The Court ultimately found the Commission applied the incorrect legal standard in denying that the claimant’s TBI was not compensable. The Court opined the Commission erred in stating that the claimant was required to present expert testimony, either at a hearing or deposition, to a reasonable degree of medical certainty, that the TBI was causally related to the accident. The Court held the appropriate standard is that the claimant is required to present expert opinion evidence, not necessarily in the form of testimony, that it is likely that the accident caused the claimant’s injury. Thus, the letter written by Dr. Goetz in which he opined that the claimant’s TBI was likely the result of his July 24, 2018 incident was sufficient to establish causation. The Court reversed the Commission’s Opinion and Award with respect to the compensability of the claimant’s TBI and remanded to the Commission to make findings and conclusions applying the correct standards of proof.
Though we do not have the final decision on remand, this case is a good reminder that if you want to contest compensability or causation of a specific aspect of the claim, you must have evidence to combat the claimant’s evidence, even if said evidence is in the form of a letter or a medical record.
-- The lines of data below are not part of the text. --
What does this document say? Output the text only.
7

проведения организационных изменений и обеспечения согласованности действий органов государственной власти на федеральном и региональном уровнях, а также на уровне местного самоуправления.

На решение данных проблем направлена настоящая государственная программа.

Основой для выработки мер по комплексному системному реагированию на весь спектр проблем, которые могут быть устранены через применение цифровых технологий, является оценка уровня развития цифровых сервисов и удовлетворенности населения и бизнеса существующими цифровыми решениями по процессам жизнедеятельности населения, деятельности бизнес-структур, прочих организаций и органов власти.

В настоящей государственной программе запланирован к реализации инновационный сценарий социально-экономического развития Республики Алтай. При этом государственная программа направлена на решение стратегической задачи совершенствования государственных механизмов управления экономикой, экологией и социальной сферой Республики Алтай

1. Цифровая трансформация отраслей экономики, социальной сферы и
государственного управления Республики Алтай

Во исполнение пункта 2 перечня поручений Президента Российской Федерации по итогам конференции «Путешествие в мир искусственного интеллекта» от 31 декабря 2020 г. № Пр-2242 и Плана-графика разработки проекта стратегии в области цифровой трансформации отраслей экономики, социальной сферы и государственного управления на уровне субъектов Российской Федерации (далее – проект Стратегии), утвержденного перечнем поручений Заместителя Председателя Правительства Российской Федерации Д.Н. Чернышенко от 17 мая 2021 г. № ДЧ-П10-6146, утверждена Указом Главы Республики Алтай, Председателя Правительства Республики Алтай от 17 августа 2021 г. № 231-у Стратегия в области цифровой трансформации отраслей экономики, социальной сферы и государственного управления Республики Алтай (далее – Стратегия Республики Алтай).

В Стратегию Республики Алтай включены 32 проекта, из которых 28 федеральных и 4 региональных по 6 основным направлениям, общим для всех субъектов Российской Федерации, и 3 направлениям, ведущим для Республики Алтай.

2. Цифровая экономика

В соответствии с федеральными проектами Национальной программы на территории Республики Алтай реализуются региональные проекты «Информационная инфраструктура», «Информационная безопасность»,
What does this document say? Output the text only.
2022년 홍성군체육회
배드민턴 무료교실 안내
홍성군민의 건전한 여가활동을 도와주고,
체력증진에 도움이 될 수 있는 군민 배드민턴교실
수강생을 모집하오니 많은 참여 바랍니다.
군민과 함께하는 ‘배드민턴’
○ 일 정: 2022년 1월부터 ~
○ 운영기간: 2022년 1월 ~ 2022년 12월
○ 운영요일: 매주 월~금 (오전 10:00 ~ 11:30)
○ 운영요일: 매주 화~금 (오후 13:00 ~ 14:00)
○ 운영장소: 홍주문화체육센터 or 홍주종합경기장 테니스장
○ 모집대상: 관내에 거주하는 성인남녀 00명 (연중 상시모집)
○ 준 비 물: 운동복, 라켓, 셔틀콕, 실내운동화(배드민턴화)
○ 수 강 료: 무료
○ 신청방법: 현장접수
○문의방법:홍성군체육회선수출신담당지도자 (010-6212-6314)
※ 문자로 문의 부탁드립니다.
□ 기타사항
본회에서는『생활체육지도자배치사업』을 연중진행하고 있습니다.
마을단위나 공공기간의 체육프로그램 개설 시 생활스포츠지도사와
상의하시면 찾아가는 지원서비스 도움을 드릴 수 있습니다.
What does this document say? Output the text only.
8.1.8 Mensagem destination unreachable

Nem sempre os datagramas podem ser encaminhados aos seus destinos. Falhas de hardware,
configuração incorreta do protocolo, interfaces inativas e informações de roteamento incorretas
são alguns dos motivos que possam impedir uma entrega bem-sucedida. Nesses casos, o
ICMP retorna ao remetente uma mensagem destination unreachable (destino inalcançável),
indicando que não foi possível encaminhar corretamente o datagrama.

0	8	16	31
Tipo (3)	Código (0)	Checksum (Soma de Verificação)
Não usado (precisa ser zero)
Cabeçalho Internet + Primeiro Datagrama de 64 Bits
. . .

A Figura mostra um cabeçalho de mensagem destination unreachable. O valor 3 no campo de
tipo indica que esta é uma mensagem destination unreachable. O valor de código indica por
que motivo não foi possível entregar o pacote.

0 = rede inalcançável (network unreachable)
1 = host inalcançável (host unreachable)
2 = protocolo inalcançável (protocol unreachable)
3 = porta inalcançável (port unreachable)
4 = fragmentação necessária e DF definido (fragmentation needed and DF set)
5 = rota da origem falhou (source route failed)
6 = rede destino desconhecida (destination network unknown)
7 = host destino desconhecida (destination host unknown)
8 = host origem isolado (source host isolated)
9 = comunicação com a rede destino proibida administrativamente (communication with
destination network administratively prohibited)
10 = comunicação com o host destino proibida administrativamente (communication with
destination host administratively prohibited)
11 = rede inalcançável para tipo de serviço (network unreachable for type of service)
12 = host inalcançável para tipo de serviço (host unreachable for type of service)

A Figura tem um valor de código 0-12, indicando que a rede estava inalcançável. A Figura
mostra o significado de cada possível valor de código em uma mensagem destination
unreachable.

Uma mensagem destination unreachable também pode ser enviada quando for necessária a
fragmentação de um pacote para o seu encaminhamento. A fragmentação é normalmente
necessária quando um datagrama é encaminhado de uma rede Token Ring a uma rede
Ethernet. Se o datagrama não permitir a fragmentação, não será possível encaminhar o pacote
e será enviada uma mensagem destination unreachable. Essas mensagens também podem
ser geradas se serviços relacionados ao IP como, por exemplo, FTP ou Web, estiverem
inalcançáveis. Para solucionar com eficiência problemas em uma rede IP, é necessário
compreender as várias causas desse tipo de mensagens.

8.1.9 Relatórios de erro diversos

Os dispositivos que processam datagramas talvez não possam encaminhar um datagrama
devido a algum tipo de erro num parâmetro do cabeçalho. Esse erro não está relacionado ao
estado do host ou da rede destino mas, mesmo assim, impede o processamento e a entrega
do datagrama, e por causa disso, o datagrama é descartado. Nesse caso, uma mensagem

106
In this case, it was likely assumed that since Dr. Goetz did not testify, and did not provide an opinion specifically to a reasonable degree of medical certainty, that his causation opinion would not be sufficient. The Court of Appeals clearly disagreed, and specifically noted that testimony is not required by the Court to establish causation. All that is necessary is opinion evidence. In the event you are presented with a medical report or correspondence from a physician, in which it appears causation is established, even if not to a reasonable degree of medical certainty, it is a necessary next step for defendants to obtain counter evidence, and take deposition testimony of both the claimant’s physician, and any IME or 2nd opinion physician, to support the defense.